Python wrapper for the R package shapr.

NOTE: This wrapper is not as comprehensively tested as the R-package.

shaprpy relies heavily on the rpy2 Python library for accessing R from within Python. rpy2 has limited support on Windows. shaprpy has only been tested on Linux.

Install

The below instructions assume you already have pip and R installed and exposed to the python environment where you want to run shaprpy. Official instructions for installing pip can be found here, and for R here. R can also be installed with pip as follows:

pip install rbase

and conda:

conda install -c r r

Install R-package

The shaprpy Python wrapper requires the latest version of the shapr R-package from CRAN. Install it by running the following terminal command from the folder of this readme file (.../shapr/python):

Rscript -e 'install.packages("shapr", repos="https://cran.rstudio.com")'

Install python wrapper

In the folder of this readme file (.../shapr/python), run

pip install -e .

Demo

from sklearn.ensemble import RandomForestRegressor
from shaprpy import explain
from shaprpy.datasets import load_california_housing

dfx_train, dfx_test, dfy_train, dfy_test = load_california_housing()

## Fit model
model = RandomForestRegressor()
model.fit(dfx_train, dfy_train.values.flatten())

## Shapr
explanation = explain(
    model = model,
    x_train = dfx_train,
    x_explain = dfx_test,
    approach = 'empirical',
    phi0 = dfy_train.mean().item(),
    seed = 1
)
print(explanation["shapley_values_est"])

shaprpy knows how to explain predictions from models from sklearn, keras (sequential) and xgboost. For other models, one can provide a custom predict_model function (and optionally a custom get_model_specs) to shaprpy.explain.

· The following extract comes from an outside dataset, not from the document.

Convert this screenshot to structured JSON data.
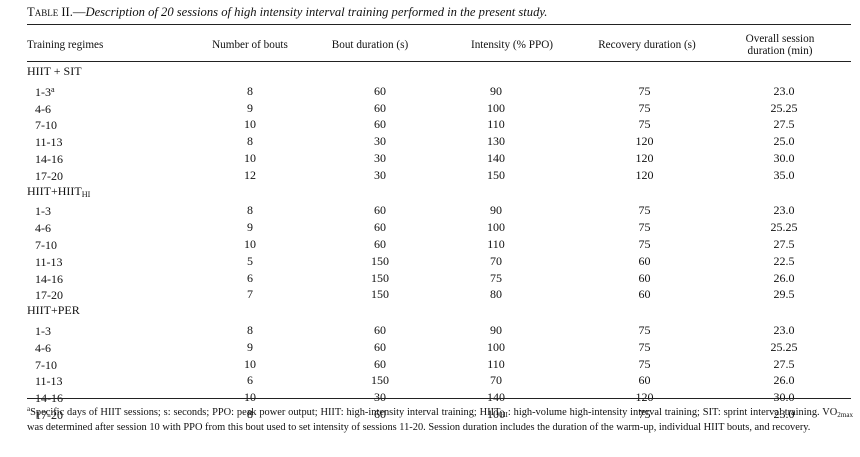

See /examples for runnable examples, including an example of a custom PyTorch model.

Specifically, the /examples/regression_paradigm.py file demonstrates how to use the regression paradigm explained in Olsen et al. (2024). We show how to specify the regression model, how to enable automatic cross-validation of the model’s hyperparameters, and applying pre-processing steps to the data before fitting the regression models.